KURT DE LEIJER: Uiteraard. Sven is mijn broer, hè. Ik was oprecht trots toen ik het zag. Het is een simpel idee, maar heel goed uitgewerkt. Het zou makkelijk zijn om met de kandidaten aan de haal te gaan, maar ze laten die mensen in hun waarde. Ik weet nog hoe Sven vorige zomer terugkwam van Zwitserland: helemaal kapot. Je ziet dat aan het programma: het is niet vrijblijvend gemaakt.

Het is merkwaardig hoe Sven er altijd in slaagt om zichzelf te zijn op tv. Hij speelt nooit een rolletje. In de eerste aflevering van Hotel Römantiek arriveerde hij al dj’end op een boerenkar. Dan zie ik echt mijn broer staan. Dat is misschien wel zijn grootste gave: altijd en overal Sven zijn.

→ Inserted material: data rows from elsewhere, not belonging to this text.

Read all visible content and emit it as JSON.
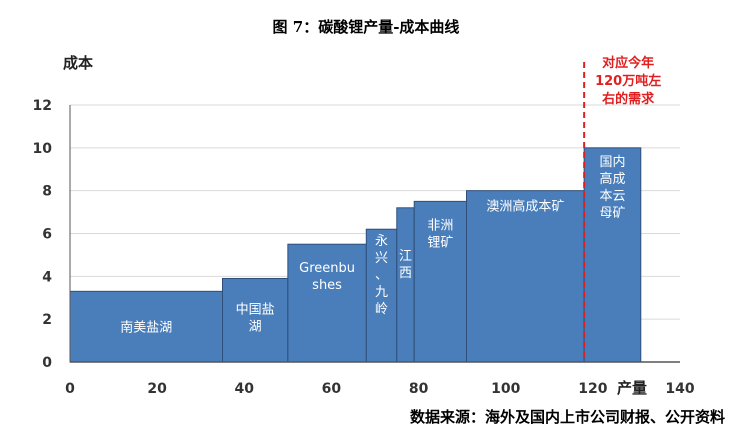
{
  "chart_data": {
    "type": "bar",
    "subtype": "cost-curve",
    "title": "图 7：碳酸锂产量-成本曲线",
    "ylabel": "成本",
    "xlabel": "产量",
    "xlim": [
      0,
      140
    ],
    "ylim": [
      0,
      12
    ],
    "x_ticks": [
      0,
      20,
      40,
      60,
      80,
      100,
      120,
      140
    ],
    "y_ticks": [
      0,
      2,
      4,
      6,
      8,
      10,
      12
    ],
    "grid": true,
    "bar_color": "#4a7ebb",
    "bars": [
      {
        "label": [
          "南美盐湖"
        ],
        "x_start": 0,
        "x_end": 35,
        "value": 3.3
      },
      {
        "label": [
          "中国盐",
          "湖"
        ],
        "x_start": 35,
        "x_end": 50,
        "value": 3.9
      },
      {
        "label": [
          "Greenbu",
          "shes"
        ],
        "x_start": 50,
        "x_end": 68,
        "value": 5.5
      },
      {
        "label": [
          "永",
          "兴",
          "、",
          "九",
          "岭"
        ],
        "x_start": 68,
        "x_end": 75,
        "value": 6.2
      },
      {
        "label": [
          "江",
          "西"
        ],
        "x_start": 75,
        "x_end": 79,
        "value": 7.2
      },
      {
        "label": [
          "非洲",
          "锂矿"
        ],
        "x_start": 79,
        "x_end": 91,
        "value": 7.5
      },
      {
        "label": [
          "澳洲高成本矿"
        ],
        "x_start": 91,
        "x_end": 118,
        "value": 8.0
      },
      {
        "label": [
          "国内",
          "高成",
          "本云",
          "母矿"
        ],
        "x_start": 118,
        "x_end": 131,
        "value": 10.0
      }
    ],
    "demand_line": {
      "x": 118,
      "color": "#e02020",
      "label": [
        "对应今年",
        "120万吨左",
        "右的需求"
      ]
    },
    "source": "数据来源：海外及国内上市公司财报、公开资料"
  }
}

SVEN DE LEIJER: Ik kan ook niet anders. In mijn begindagen bij De ideale wereld heb ik wel eens geacteerd in een filmpje: ik kon dat niet. Je ziet het heel hard als ik iets tegen mijn zin doe.

Ik kan me voorstellen dat je Hotel Römantiek ook zou maken als er geen camera’s bij waren.

SVEN DE LEIJER: (lacht) Waarschijnlijk wel, ja. Het is misschien wel het programma dat het meest aansluit bij wat ik tof vind. Ik praat graag met oudere mensen. Ik doe graag dingen met groepen – ik ben net iets te lang in de scouts blijven hangen om nog kampen mee te kunnen organiseren. Er zit een mooie maatschappelijke kant aan – eenzaamheid bij ouderen. Het klopte voor mij.

Er lijkt wel een zeker ironisch waas te hangen over alle programma’s waar je in opduikt.

SVEN DE LEIJER: Ironie? In Hotel Römantiek? Daar ben ik het helemaal niet mee eens. Ja, er zit humor in het programma, maar ik meen elke letter van wat ik erin zeg.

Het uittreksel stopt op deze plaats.